He's back at home for Easter week, and people of all faiths are thanking him for his service during the papal election.
"I am very pleased we have Pope Francis," DiNardo said.
A vow of secrecy prevents him from saying who he voted for, but DiNardo likes the conclave decision.
"I find him to be spontaneous, joyful and unpredictable to security service, which he must be driving crazy," DiNardo said.
Pope Francis rides with a smile but without a bulletproof shield and stops to shake hands and hold babies. His humble, tradition-breaking ways have captured hearts around the world.
"I think his media image and presence can be of great help," DiNardo said.
After taking part in the historic conclave, the cardinal watched history again this weekend with the meeting of the new pope and the now-retired Benedict.

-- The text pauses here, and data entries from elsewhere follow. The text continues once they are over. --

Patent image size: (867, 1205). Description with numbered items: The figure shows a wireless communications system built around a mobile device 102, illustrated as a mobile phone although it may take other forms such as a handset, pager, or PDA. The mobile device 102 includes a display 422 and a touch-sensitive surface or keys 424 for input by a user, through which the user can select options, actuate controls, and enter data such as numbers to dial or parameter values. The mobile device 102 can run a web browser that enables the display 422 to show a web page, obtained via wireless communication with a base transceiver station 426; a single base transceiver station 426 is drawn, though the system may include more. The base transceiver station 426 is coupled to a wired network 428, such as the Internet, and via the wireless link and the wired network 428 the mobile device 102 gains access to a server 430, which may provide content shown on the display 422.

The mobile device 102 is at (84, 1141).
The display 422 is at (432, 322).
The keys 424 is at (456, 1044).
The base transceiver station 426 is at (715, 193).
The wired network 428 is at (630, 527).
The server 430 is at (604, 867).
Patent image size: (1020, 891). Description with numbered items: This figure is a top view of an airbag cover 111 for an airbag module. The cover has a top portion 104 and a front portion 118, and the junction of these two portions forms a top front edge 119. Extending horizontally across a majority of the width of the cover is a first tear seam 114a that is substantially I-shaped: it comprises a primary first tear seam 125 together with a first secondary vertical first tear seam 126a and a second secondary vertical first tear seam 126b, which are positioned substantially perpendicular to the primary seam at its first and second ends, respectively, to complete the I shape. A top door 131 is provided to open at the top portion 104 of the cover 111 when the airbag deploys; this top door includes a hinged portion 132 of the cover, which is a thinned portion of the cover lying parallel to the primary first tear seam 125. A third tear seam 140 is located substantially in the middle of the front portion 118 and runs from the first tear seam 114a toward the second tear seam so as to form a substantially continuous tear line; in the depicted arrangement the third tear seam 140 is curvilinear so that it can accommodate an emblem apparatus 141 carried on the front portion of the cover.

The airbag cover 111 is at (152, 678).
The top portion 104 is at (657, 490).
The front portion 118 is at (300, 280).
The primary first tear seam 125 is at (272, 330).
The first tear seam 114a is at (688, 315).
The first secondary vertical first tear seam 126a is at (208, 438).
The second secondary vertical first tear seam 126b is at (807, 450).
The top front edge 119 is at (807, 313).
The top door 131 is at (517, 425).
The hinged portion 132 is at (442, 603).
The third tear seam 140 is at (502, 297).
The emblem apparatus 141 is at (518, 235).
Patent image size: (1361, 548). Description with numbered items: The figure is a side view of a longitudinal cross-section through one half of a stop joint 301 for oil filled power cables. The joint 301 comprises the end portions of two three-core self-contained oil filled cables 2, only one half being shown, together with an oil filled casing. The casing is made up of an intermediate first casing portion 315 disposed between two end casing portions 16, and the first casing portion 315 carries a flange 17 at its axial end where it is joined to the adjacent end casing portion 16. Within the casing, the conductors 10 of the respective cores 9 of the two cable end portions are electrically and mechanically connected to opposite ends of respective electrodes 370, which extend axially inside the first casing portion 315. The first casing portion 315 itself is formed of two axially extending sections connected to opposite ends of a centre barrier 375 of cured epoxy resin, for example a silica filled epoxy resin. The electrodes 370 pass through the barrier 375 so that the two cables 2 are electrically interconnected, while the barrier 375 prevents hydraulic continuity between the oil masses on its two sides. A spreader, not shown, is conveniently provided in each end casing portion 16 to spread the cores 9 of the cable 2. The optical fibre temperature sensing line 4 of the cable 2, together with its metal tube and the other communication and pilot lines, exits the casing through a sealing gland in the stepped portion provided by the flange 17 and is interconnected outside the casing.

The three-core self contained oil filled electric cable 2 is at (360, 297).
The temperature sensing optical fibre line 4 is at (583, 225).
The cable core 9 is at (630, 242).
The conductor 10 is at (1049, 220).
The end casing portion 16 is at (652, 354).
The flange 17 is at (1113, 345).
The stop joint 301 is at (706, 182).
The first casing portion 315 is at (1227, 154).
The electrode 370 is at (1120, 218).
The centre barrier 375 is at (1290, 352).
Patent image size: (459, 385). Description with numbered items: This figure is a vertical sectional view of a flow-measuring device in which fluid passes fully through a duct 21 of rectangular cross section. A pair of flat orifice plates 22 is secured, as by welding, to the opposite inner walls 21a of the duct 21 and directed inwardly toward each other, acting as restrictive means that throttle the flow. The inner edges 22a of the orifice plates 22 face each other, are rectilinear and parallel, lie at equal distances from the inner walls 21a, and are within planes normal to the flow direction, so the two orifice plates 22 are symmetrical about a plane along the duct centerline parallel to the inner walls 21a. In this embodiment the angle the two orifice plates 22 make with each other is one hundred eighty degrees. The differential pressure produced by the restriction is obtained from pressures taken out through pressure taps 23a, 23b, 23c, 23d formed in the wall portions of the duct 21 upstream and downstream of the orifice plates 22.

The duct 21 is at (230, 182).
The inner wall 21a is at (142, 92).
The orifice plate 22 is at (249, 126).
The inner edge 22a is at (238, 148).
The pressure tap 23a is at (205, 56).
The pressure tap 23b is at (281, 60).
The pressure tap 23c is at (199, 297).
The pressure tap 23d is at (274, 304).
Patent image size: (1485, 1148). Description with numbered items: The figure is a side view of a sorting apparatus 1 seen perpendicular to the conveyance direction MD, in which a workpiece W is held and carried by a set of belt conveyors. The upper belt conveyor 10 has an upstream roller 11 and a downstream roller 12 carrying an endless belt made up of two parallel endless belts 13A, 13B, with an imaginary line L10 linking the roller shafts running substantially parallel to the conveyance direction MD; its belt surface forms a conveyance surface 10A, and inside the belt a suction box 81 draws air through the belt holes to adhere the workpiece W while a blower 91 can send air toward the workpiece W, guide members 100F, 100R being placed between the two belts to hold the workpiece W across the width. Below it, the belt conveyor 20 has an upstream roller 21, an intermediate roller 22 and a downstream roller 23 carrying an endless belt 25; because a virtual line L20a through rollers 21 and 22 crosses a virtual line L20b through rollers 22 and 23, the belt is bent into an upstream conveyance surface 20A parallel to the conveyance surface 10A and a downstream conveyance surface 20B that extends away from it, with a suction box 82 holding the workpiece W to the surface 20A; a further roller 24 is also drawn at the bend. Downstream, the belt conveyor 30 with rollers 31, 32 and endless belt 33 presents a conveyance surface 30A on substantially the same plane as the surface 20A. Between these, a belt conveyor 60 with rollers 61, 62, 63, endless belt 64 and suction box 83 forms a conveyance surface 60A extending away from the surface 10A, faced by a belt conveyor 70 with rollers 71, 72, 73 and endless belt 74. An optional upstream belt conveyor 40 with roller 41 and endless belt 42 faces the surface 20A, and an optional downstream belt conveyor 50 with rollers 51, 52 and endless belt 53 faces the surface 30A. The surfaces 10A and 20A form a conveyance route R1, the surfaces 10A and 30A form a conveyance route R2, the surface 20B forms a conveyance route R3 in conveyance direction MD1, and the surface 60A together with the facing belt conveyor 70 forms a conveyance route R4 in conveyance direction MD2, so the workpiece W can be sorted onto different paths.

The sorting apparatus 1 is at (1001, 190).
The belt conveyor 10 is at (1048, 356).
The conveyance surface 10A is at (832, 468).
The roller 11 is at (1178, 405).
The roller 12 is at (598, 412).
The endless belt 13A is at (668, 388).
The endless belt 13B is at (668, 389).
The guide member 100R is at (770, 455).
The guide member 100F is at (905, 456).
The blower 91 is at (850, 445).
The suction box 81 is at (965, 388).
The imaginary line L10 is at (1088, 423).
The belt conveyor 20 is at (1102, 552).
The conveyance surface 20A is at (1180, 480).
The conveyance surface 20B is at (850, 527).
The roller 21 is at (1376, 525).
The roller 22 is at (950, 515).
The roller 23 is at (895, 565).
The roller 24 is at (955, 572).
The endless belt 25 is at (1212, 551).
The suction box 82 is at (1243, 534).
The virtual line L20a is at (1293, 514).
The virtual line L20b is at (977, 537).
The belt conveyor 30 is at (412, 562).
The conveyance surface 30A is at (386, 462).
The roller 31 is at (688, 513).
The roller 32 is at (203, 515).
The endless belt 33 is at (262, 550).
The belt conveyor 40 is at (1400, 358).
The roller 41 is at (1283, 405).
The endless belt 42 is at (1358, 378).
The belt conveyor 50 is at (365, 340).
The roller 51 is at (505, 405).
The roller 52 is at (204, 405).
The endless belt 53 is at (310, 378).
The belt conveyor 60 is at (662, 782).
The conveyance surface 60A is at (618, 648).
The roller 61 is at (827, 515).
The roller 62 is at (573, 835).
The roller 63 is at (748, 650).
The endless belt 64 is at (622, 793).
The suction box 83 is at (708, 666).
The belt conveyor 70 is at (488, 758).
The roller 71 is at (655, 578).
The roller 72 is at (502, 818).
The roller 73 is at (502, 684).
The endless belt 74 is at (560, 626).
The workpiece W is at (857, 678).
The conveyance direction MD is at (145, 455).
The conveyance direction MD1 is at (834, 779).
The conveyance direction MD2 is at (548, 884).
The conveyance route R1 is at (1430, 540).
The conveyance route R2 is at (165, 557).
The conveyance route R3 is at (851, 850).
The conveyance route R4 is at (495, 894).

"For those who are somehow worried about tension between Francis and Benedict, that's obviously not true," DiNardo said.
The cardinal admits he felt the weight of that history-making vote and still hasn't had enough time to digest it all.
"The 'wow' is still there more than the analysis. I am still unpacking what went on," he said. "The conclave became very clear to me the moment they locked the door, and that's when you sense 'this is momentous what's going on here.'"
DiNardo sat across from then-Cardinal Bergolio as the votes were being counted and it became obvious Bergolio would be the next pope.
"You could see him sitting there, and there was a wry smile but also this look, 'why are you doing this to me?'" DiNardo said.
Since his return, DiNardo has been awed by the reaction of Catholics and non-Catholics, three of whom spotted him in a restaurant this weekend.
"They came over to me, thanked me and none of the three were Catholic," DiNardo said. "It was amazing."
Amazing, too, that as one of the youngest cardinals he could be called to history again with another conclave in the future.